Allereerst een ieder een mooi en gezond 2016 toegewenst. Wat kunnen we in 2016 verwachten op het gebied van de loonheffingen? De verwachtingen zijn hoog gespannen. Wat te denken van de uitspraak van de Hoge Raad inzake de crisisheffing of de ontwikkelingen van de G-rekening. Natuurlijk weer heel ontwikkelingen, klein of groot, maar vaak voer voor specialisten. Desondanks wil ik 4 zaken apart belichten.

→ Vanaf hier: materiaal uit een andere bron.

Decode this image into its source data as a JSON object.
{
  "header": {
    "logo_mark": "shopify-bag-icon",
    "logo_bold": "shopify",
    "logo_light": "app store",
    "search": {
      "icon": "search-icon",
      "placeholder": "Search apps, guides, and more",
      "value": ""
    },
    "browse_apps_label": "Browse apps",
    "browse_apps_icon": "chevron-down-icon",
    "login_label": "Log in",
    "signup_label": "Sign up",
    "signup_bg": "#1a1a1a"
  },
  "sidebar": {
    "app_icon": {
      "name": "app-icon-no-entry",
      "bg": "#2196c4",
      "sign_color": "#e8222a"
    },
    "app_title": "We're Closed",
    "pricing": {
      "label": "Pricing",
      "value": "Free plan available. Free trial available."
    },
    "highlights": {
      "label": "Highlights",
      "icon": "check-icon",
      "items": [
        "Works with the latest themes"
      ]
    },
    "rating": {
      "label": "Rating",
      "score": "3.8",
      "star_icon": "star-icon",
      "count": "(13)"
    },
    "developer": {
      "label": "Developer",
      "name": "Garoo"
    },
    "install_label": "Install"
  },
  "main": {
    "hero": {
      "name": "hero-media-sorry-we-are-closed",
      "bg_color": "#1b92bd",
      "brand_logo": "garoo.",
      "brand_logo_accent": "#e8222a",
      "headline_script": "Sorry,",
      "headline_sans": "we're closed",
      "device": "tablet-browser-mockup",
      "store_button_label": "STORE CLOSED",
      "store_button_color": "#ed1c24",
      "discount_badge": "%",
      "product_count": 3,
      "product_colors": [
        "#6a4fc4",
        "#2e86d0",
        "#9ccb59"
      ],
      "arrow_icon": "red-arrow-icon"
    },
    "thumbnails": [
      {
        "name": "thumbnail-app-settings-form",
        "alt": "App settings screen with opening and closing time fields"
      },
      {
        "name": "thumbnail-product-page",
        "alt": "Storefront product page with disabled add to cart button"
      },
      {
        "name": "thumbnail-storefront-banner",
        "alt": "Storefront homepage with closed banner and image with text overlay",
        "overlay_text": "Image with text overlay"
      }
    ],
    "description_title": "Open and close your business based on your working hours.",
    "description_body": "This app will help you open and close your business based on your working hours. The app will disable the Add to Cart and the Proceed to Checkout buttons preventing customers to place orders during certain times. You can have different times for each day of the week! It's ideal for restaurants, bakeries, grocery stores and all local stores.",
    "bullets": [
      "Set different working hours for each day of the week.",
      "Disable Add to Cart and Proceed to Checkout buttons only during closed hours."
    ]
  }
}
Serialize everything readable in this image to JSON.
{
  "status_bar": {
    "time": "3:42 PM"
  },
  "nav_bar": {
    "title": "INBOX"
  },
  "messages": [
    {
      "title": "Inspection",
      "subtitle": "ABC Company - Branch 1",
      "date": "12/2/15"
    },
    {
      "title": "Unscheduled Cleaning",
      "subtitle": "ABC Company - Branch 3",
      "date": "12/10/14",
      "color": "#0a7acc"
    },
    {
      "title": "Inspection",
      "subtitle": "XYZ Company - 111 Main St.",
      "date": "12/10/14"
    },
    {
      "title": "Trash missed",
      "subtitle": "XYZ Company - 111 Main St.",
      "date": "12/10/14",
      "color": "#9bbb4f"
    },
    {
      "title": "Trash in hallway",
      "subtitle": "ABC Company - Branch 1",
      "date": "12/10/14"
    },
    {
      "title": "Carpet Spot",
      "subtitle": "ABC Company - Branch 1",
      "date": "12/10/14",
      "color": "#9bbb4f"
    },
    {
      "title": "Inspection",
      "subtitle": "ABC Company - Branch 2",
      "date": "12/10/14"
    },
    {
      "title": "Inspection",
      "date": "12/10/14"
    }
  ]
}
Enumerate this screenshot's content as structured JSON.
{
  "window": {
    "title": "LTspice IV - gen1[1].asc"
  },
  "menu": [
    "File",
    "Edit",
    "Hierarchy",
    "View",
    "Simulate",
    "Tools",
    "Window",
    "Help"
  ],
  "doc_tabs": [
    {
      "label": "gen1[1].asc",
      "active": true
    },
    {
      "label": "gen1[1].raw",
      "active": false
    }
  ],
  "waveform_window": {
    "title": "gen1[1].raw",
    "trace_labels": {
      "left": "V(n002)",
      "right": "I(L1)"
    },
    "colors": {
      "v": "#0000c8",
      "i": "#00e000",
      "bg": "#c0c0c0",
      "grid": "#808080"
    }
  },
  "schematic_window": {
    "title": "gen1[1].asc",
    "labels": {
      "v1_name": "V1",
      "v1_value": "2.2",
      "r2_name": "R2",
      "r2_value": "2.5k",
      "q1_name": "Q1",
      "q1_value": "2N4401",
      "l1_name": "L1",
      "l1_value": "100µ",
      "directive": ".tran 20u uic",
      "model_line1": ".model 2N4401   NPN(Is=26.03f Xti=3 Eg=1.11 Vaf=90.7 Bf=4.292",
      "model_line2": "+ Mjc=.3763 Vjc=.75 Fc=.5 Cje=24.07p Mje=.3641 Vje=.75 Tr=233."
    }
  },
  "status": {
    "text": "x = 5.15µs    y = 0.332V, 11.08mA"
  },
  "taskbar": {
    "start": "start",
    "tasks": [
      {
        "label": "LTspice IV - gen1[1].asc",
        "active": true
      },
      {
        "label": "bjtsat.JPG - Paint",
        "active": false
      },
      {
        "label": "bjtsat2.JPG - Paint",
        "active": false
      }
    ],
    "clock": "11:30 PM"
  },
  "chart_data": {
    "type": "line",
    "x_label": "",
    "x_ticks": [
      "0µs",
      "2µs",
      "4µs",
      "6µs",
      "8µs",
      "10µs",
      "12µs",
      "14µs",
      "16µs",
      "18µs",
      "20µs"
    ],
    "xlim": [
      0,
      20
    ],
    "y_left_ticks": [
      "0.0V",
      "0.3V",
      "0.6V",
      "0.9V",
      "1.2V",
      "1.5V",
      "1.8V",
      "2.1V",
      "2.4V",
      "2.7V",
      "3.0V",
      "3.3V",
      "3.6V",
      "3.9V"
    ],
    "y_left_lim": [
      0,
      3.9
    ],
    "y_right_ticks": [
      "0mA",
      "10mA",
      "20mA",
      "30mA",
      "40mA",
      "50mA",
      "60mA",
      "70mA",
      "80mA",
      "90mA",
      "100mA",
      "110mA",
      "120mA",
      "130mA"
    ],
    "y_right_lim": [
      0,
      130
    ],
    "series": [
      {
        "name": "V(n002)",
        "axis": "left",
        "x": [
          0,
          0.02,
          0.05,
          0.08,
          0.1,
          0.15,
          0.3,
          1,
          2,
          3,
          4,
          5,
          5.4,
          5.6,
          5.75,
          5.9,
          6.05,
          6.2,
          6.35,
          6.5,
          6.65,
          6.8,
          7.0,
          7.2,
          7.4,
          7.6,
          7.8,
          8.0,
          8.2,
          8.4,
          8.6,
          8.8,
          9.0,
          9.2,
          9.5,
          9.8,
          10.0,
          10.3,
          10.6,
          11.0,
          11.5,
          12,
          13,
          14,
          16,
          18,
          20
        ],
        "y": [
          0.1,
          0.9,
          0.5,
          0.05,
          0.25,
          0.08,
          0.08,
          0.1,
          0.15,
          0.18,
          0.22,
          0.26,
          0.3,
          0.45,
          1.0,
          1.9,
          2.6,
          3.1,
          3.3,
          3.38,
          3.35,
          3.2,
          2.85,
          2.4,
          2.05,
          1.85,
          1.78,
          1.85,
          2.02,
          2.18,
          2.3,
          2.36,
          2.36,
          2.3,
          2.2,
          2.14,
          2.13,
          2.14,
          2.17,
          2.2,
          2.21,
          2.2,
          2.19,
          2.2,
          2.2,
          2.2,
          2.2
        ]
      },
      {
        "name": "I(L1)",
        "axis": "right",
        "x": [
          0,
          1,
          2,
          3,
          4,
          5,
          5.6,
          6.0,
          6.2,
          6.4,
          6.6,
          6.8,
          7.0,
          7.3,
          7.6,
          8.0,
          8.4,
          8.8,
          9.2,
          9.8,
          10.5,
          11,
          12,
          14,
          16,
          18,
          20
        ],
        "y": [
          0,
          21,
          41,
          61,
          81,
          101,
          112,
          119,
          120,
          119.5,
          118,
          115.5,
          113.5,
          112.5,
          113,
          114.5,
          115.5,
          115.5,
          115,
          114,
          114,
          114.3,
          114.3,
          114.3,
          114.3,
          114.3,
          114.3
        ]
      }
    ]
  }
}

Aangifte over januari 2016
Met de aangifte over januari 2016 moet iedere inhoudingsplichtige de eindafrekening van de werkkostenregeling verwerken. Als de forfaitaire ruimte over is gelopen, dan moet in die aangifte de 80% eindheffing worden verwerkt. Is er ruimte over dan hoeft niets te worden gedaan. De afgelopen tijd heb ik gemerkt dat een flink aantal bedrijven hun ‘werkkostenadministratie’ nog niet op orde hebben. (Kleine) mkb-bedrijven hebben zich soms zelfs helemaal nog niet voorbereid. In veel gevallen betekent dit dat er nog geen overzicht is van wat er in de vrije ruimte is aangewezen en dus welk bedrag eventueel nog moet worden afgerekend. De aangifte over januari 2016 dient uiterlijk 29 februari 2016 ingediend (en betaald) te zijn. Bedrijven die hun ‘werkkostenadministratie’ nog niet op orde hebben, hebben dan tot, zeg gemakshalve, 28 februari 2016 de tijd om dat op de orde te brengen. Ik ben bang dat het een aantal bedrijven niet zal lukken. Hoeveel bedrijven weet ik niet. In de maanden februari en maart 2016 zou dat tot veel commotie kunnen leiden. Krantenkoppen (in chocoladeletters) als ‘Bedrijven in de problemen door wkr!’ zorgen voor vragen in de Tweede Kamer en boze brieven van belangorganisaties. En wat gaat er dan gebeuren: wordt een gebaar gemaakt (langer de tijd om af te rekenen) of blijft de politiek voet bij stuk houden?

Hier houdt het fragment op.